Julia Gillard is acknowledged as a brilliant negotiator, a fair-minded and collaborative operator, and a forward-looking pragmatist.

What Australians don't need are mere show-pony leaders, ones who are willing to pose beneath offensive signs and don high-vis vests, but who are bereft of the skills required to keep the country functioning.

George Petrides, Belgrave

Economic, not just moral, imperative

THE National Disability Insurance Scheme is not just a "moral imperative", and it is not about "welfare" ("States snookered by spin", Comment, 31/7). It is an economic imperative Australia is one of the worst countries for employment participation and bottom for poverty outcomes for those with a disability.

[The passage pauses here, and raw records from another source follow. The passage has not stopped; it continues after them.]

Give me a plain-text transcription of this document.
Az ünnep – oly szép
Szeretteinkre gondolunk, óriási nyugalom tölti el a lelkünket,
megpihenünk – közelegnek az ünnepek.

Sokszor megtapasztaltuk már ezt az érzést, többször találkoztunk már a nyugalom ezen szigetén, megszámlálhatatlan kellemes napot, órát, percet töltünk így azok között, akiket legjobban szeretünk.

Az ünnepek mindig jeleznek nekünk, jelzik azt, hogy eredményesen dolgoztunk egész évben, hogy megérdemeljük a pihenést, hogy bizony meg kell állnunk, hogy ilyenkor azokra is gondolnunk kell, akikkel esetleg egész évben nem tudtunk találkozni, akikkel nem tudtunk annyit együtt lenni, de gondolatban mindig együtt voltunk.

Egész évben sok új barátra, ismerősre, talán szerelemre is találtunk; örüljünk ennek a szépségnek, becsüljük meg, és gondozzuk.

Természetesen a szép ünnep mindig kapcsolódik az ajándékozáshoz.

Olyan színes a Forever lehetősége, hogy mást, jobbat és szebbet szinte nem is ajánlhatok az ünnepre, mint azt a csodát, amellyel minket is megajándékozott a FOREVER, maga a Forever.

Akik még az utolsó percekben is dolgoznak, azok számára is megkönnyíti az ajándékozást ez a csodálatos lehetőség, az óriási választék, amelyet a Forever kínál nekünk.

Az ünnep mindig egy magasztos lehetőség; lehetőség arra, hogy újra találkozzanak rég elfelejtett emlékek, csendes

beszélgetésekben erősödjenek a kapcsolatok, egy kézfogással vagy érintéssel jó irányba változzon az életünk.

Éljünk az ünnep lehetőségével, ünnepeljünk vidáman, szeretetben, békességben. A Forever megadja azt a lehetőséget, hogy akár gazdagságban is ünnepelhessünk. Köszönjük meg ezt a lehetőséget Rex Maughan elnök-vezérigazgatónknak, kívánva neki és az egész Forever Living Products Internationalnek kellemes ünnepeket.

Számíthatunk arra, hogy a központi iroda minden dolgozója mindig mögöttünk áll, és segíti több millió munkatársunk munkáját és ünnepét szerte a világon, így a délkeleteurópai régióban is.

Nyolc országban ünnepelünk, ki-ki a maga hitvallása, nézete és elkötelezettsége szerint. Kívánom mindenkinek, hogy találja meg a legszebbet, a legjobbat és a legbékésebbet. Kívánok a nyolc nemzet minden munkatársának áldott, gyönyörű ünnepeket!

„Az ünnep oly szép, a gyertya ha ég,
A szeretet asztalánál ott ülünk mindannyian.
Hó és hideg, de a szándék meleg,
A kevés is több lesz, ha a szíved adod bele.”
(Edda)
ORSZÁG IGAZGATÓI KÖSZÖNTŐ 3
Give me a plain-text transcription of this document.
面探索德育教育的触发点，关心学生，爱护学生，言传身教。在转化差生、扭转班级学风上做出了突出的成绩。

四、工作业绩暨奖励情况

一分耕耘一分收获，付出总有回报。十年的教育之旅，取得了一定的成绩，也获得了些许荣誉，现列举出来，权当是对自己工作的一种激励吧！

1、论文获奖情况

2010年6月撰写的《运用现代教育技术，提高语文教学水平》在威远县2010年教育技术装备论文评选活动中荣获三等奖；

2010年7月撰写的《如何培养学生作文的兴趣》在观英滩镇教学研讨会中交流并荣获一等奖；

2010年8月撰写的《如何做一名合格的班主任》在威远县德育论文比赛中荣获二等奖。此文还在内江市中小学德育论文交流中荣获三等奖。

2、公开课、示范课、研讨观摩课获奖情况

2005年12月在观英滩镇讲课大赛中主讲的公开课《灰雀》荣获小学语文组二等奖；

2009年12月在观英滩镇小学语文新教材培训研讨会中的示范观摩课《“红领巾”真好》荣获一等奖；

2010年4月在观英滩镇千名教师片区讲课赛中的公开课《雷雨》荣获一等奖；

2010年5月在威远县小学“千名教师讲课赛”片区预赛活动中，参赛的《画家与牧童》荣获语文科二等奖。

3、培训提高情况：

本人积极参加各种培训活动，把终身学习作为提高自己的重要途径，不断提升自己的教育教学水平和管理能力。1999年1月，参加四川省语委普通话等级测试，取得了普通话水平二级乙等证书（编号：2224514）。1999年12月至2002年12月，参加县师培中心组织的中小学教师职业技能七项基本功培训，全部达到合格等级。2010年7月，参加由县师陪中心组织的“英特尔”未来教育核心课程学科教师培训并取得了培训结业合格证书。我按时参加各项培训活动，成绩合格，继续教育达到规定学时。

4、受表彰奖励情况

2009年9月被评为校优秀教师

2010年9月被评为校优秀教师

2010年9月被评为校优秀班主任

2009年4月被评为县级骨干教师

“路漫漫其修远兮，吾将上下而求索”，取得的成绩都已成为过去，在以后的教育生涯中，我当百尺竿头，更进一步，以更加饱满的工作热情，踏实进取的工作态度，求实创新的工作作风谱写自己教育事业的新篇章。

If Australia can improve its position to just the OECD average then the scheme will pay for itself in the longer run. Add shrinking informal care and the inefficiencies of the current system and it is economic madness not to fix this. Add human rights and it is slam dunk on all counts.

Tim Colebatch is correct that spin and politicking could sink or distort outcomes, which is why Canberra must legislate for an agency to run the scheme, out of the hands of COAG.

He says the process started in 2008, with people getting "the ear" of Bill Shorten. Putting it this way points to lobbyists pushing a barrow. For my family, it started in 1997 with the birth of my daughter. For some, it started 60 years ago or more.

Elizabeth Manning, Highton

Growth is abnormal

IRRESPONSIBLE levels of population growth, encouraged by state governments, have resulted in increasing difficulties for residents, particularly in the outer suburbs ("Northern growth corridor residents driven to despair", The Age, 1/8). It is negligent in the extreme to send people to the outskirts where infrastructure is inadequate. There has clearly been a lack of foresight as to how the city can continue to function with never-ending growth.

It is a no-brainer that transport infrastructure and services such as kindergartens are required before people move in to an area. If the necessities are not put in place first, the people of Melbourne will be living in a constant state of deficit of those elements that make a reasonable urban life possible. According to demographer Graeme Hugo, Australia's annual rate of population growth is more than three times the average of advanced countries. It is time our politicians and planners stopped treating this as normal.

Mark O'Connor, Lyneham, ACT

Locals cry for help

OUR Facebook campaign "Extend the rail line to Mernda" has attracted so many followers because our leaders have failed to cater for the massive growth they allowed in South Morang, Mernda and Doreen over the better part of a decade

It is a cry for help from an area that has paid millions in stamp duty fees, yet has seen precious little returned in regard to basic, essential infrastructure.

Rather than reinstating the former Whittlesea railway line to Mernda, the former government stopped extension seven kilometres short at South Morang, leaving many thousands with no alternative each day but to sit idling in congestion.

A petition with 5185 signatures calling for the line to be extended to Mernda was tabled last month. The line must be extended before another 20,000 residents move in by 2016.

Darren Peters, South Morang and Mernda Rail Alliance, Doreen

A war that the US must fight

THE US might be fighting wars in Iraq and Afghanistan, but it hasn't started to fight the real war to make America a safer place for Americans. Following the latest shooting rampage in Colorado, it has been reported that up to 100 Americans a day die because of gun misuse. American politicians need to show courage and be prepared to fight to protect their citizens. Sadly, it is a war US politicians seem too afraid to take on. That fight is against the American gun lobby, namely, the insidious National Rifle Association.

Could you imagine the outcry if a terrorist group such as al-Qaeda or the Taliban were responsible for the deaths of so many innocent Americans every day of the year?

It's time Barack Obama or his challenger, Mitt Romney, showed some courage and made a commitment to disarm the country. This is a war that needs to be fought and won.